I recently reimaged my homelab hypervisor. I for quite a few years have run a Debian then Ubuntu Server box with libvirt/QEMU/KVM on top. It’s time for a seachange. I’ve been on the same Arch desktop install across 2 motherboards and 6 years without a single breaking upgrade. So with me redoing my install, it’s time to do a general guide to arch for desktop or server.
This guide is going to be focused more on the desktop side of things. Perhaps someday I’ll discuss how my server is provisioned, but for a teaser: ansible to setup; to setup libvirt/QEMU/KVM, to install packages (ovmf, zfs userland), to perform upgrades, and to setup the networking. But that is for another day.
My guide through this blog post will be a QEMU/KVM and so things like disks or networking are likely very different.

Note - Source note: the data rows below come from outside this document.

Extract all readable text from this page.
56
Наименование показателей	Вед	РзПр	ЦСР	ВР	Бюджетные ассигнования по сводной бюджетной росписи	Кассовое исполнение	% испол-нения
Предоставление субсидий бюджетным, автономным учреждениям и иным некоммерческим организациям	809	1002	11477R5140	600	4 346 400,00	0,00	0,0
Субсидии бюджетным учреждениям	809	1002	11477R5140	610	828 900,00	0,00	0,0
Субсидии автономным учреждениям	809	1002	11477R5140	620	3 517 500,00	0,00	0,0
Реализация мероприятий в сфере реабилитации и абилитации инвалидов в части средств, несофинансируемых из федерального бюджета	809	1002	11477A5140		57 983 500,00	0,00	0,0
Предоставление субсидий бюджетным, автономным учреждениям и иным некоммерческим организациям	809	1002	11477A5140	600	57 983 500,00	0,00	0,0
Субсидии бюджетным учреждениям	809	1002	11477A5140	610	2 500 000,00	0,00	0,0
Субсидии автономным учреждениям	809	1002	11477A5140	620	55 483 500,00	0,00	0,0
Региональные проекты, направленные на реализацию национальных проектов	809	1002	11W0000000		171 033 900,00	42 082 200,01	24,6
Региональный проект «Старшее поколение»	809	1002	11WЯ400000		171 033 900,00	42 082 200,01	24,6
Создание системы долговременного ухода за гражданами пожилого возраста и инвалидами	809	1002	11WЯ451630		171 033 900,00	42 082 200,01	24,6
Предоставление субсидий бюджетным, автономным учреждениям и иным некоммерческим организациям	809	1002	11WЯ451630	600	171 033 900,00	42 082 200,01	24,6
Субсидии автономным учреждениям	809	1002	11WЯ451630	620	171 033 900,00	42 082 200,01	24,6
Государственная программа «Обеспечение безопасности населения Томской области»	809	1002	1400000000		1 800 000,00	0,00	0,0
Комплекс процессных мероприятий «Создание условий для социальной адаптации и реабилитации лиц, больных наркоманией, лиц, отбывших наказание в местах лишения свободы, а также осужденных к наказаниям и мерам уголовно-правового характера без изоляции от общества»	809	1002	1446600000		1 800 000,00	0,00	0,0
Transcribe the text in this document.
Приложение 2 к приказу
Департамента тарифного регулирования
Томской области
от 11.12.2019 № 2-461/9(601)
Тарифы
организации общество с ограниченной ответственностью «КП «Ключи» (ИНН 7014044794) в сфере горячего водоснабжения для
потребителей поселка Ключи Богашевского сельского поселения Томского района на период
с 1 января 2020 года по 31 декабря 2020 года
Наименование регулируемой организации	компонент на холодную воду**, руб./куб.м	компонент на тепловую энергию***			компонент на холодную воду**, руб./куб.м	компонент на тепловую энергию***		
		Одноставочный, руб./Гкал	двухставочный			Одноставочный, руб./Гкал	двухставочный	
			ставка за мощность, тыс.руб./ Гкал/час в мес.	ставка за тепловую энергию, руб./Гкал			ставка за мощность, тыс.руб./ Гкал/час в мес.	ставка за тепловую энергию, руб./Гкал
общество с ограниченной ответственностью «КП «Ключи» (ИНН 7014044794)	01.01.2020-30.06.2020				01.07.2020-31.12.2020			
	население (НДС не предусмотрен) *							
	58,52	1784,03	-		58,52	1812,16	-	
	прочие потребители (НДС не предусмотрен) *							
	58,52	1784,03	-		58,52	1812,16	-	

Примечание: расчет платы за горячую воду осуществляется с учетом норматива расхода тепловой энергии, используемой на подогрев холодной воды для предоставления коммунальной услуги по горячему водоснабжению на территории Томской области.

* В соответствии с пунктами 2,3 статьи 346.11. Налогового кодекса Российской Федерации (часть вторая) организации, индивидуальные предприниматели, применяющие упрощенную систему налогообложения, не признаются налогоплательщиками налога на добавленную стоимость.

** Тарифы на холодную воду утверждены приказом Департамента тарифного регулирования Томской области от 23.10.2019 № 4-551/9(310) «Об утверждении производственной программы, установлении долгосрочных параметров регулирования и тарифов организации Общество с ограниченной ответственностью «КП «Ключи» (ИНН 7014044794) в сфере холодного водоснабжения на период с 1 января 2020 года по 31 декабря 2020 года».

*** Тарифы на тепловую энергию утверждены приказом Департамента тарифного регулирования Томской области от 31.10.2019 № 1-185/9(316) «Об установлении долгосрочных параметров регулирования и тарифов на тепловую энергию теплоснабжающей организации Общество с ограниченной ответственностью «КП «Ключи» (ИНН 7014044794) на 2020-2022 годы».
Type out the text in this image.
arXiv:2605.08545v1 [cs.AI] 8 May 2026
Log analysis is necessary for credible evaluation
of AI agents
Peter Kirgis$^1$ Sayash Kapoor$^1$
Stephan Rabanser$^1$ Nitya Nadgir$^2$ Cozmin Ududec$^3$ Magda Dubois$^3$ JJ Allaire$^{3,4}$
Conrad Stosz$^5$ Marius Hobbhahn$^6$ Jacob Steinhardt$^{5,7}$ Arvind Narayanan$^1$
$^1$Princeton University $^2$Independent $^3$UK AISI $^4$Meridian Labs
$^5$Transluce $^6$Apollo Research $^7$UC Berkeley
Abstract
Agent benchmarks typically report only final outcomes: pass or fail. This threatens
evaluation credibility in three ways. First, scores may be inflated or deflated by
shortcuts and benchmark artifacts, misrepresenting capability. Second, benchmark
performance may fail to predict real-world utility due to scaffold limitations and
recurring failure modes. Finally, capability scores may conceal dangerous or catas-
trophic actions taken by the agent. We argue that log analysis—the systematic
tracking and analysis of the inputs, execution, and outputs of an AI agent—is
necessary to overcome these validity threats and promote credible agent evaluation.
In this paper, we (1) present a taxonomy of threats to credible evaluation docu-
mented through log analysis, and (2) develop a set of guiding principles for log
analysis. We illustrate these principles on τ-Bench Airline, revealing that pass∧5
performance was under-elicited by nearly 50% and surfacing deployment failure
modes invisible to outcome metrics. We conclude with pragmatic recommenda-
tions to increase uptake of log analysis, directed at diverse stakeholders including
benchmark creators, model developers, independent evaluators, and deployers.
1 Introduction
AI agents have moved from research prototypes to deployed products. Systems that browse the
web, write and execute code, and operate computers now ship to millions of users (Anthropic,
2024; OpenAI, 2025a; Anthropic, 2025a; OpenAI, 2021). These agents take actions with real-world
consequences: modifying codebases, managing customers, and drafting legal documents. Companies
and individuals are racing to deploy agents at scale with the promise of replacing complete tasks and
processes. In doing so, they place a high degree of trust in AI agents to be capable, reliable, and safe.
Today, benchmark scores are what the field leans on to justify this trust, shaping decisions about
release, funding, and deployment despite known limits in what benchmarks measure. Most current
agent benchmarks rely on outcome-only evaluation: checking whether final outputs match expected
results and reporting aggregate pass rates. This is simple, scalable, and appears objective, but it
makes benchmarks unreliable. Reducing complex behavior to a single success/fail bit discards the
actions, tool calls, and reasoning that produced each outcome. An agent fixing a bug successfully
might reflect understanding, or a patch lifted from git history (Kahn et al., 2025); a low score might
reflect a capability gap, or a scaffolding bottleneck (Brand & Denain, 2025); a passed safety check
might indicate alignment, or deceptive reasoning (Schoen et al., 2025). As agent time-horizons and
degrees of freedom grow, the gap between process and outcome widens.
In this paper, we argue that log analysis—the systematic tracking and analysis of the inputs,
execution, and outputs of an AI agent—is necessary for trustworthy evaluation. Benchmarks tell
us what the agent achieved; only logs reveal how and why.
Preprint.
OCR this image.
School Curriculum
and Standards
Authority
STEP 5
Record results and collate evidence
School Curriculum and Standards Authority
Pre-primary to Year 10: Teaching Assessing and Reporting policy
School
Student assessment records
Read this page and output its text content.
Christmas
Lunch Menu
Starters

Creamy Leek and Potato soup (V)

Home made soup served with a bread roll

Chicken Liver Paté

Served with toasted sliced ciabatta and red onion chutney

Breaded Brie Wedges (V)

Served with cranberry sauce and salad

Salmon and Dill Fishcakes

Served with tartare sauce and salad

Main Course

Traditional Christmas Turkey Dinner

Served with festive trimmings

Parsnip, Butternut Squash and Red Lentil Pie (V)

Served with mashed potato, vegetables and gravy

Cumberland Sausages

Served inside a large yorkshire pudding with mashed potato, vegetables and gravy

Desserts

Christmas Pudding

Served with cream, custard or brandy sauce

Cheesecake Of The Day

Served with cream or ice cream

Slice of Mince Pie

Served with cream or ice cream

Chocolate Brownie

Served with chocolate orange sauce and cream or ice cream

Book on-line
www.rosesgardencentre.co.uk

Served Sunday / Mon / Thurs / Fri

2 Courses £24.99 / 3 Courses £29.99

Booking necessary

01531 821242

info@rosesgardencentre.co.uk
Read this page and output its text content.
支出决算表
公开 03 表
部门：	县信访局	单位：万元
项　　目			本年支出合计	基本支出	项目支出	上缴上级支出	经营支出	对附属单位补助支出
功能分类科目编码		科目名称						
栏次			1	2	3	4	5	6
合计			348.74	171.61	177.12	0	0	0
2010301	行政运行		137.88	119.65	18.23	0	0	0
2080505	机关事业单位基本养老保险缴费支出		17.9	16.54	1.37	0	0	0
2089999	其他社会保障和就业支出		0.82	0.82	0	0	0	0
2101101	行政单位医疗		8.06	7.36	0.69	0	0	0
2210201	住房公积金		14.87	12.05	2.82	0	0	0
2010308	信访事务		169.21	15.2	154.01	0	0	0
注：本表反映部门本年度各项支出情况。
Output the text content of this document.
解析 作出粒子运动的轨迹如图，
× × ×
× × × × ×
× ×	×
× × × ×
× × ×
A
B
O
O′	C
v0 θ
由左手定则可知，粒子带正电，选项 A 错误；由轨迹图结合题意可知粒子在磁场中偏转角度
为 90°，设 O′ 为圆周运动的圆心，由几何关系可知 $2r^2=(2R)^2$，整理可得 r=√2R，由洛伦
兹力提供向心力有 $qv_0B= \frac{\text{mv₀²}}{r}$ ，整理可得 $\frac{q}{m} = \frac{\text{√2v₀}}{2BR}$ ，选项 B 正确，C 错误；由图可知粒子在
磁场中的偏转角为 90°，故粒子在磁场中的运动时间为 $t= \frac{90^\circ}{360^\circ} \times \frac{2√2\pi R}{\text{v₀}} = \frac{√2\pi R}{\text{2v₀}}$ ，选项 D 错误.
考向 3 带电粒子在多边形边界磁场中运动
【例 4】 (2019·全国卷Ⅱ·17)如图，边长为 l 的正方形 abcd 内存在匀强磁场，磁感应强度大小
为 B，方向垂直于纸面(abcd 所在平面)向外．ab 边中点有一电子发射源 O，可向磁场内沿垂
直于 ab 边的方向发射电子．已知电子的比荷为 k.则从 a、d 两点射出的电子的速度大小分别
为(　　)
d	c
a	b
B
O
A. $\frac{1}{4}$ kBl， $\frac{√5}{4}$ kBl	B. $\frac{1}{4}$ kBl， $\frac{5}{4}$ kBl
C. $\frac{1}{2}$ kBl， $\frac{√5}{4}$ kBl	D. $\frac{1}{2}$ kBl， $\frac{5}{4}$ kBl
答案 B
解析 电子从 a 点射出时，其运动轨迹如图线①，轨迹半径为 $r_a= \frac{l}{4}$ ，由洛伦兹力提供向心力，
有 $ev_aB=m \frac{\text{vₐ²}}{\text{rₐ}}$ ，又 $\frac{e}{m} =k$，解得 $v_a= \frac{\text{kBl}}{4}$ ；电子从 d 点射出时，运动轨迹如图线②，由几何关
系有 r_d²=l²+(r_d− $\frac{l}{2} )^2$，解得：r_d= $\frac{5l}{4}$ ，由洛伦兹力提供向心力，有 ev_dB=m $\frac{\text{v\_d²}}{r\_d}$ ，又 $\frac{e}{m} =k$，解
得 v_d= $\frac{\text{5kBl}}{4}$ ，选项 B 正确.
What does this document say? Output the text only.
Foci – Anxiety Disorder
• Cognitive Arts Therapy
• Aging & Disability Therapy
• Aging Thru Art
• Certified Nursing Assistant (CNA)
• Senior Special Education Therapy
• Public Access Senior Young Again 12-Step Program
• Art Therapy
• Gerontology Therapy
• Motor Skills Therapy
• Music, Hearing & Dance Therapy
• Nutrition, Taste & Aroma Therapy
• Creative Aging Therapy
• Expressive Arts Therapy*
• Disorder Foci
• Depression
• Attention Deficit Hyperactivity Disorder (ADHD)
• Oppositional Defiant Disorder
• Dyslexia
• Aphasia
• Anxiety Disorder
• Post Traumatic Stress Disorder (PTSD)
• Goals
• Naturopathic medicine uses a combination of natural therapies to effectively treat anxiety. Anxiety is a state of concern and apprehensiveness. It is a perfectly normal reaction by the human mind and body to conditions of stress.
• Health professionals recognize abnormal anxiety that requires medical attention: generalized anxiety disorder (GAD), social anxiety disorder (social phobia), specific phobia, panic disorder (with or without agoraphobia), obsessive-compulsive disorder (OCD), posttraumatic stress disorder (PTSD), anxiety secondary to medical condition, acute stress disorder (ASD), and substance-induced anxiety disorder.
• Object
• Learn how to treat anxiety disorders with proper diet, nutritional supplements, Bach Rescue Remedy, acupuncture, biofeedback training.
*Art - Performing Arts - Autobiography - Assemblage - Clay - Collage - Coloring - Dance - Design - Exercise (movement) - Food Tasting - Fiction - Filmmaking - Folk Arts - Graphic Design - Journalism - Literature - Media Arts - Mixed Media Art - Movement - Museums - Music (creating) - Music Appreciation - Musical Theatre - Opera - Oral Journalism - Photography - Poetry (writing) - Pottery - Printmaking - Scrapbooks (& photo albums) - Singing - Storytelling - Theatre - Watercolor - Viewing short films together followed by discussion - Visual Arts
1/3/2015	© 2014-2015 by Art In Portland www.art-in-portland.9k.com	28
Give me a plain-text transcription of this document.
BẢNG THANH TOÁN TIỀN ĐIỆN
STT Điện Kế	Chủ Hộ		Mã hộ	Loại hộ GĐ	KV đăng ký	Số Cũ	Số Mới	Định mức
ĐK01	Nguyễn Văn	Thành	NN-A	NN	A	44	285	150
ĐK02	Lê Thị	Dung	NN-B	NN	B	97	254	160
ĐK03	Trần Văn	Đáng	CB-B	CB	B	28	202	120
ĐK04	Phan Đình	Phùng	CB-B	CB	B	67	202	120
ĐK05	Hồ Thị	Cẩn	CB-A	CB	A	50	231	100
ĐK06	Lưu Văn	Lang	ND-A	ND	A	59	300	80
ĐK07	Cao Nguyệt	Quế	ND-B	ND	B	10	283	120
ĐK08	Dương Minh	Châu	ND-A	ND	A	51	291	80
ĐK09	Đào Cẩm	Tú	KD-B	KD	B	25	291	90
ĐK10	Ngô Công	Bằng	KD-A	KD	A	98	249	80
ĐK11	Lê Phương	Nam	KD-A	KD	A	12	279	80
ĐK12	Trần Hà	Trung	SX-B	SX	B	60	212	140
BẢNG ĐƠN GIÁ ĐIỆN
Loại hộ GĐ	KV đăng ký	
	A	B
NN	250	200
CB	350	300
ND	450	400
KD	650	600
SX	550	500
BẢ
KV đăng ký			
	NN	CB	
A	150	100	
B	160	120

And before we begin, surely the right place to go is the official install guide: https://wiki.archlinux.org/title/Installation_guide
Getting started #
I’ll assume you have flashed an Arch iso, and you are sitting with a Linux prompt not too unlike:
root@archiso ~ #
This guide is primarily focused on btrfs, luks, and my initial OS configuration, three things not exceptionally documented on the Arch wiki. If you don’t know how to flash the iso, it maybe be best to turn back and learn how dd or tools like etcher work.
SSHing into Archiso #
The Archiso is a live bootable environment that is stored on the installation media, which is most likely a flash drive, but historically we would refer to this as a LiveCD.
During the installation of the OS, we will need an internet connection. This provides a good opportunity to use SSH. If you have another computer (how else are you reading this), being able to use a terminal over SSH is likely more efficient than the default tty.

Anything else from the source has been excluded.